The benefits of the internal mammary artery (IMA), as a graft, particularly for the left anterior descending (LAD) coronary artery disease, have been demonstrated. Coronary artery bypass grafting (CABG) without cardiopulmonary bypass (CPB) is now an accepted technique of myocardial revascularization. Thoracoscopy and a minimal thoracotomy have been applied to cardiac surgery, however its use has not been well defined. In our approach, we harvested the left or the right IMA thoracoscopically.
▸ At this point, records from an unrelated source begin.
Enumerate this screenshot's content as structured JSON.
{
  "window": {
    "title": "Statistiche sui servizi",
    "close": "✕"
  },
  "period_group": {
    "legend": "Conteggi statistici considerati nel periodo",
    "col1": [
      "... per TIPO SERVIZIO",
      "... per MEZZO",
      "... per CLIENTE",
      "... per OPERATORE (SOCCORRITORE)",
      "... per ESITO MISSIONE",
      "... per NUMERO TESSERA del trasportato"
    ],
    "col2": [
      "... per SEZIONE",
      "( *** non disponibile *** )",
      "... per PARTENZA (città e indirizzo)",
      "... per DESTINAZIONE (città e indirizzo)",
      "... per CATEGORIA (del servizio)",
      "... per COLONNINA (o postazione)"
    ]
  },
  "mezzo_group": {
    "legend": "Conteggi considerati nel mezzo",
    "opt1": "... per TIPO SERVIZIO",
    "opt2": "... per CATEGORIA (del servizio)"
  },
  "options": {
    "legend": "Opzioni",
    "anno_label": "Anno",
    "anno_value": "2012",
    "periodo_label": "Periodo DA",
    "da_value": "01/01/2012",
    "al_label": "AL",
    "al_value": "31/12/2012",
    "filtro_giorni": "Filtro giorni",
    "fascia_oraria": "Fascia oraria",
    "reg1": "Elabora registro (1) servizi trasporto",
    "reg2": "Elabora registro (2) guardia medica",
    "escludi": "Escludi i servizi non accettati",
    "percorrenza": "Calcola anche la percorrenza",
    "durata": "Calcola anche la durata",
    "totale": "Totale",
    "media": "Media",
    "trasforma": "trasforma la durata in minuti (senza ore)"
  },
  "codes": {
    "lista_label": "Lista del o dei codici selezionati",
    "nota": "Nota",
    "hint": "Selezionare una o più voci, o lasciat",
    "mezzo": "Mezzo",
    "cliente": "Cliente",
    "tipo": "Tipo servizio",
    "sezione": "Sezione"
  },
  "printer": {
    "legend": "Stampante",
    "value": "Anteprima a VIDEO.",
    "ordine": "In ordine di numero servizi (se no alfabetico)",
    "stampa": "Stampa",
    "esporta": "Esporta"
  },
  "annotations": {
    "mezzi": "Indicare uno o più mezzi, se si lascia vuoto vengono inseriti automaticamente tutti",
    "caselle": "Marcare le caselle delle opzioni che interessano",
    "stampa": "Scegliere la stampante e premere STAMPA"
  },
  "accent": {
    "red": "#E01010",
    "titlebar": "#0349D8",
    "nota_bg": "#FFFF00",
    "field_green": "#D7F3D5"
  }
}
Following this the left IMA-LAD or right IMA-right coronary artery anastomoses were fashioned, by means of a left or right small anterior thoracotomy on the beating heart without CPB. A double lumen endotracheal tube was used so the lung could be collapsed. Three left or right lateral chest ports of 1.5 cm were made, and the thoracoscope was placed through the initial port, permitting inspection of the thorax. The other ports were used for IMA dissection, using endoscopic instruments (electrocautery, grasping, forceps,...), the side branches were controlled by either cautery or endoscopic clips. When it was possible, the anterior port was extended doing a small left or right anterior thoracotomy, the pericardium was exposed, the IMA was divided and exteriorized through the thoracotomy. After coronary artery control, the bypass graft was carried out on the beating heart without CPB. In certain cases, when myocardial protection was considered to be essential, this was achieved by means of an intracoronary shunt. We have operated on more than 20 patients using this technique with good results in all cases. We believe that with increasing operator experience, this minimally invasive approach will have a major impact on the management of the coronary artery disease patients, with a faster recovery, shorter hospitalization, and certainly less cost.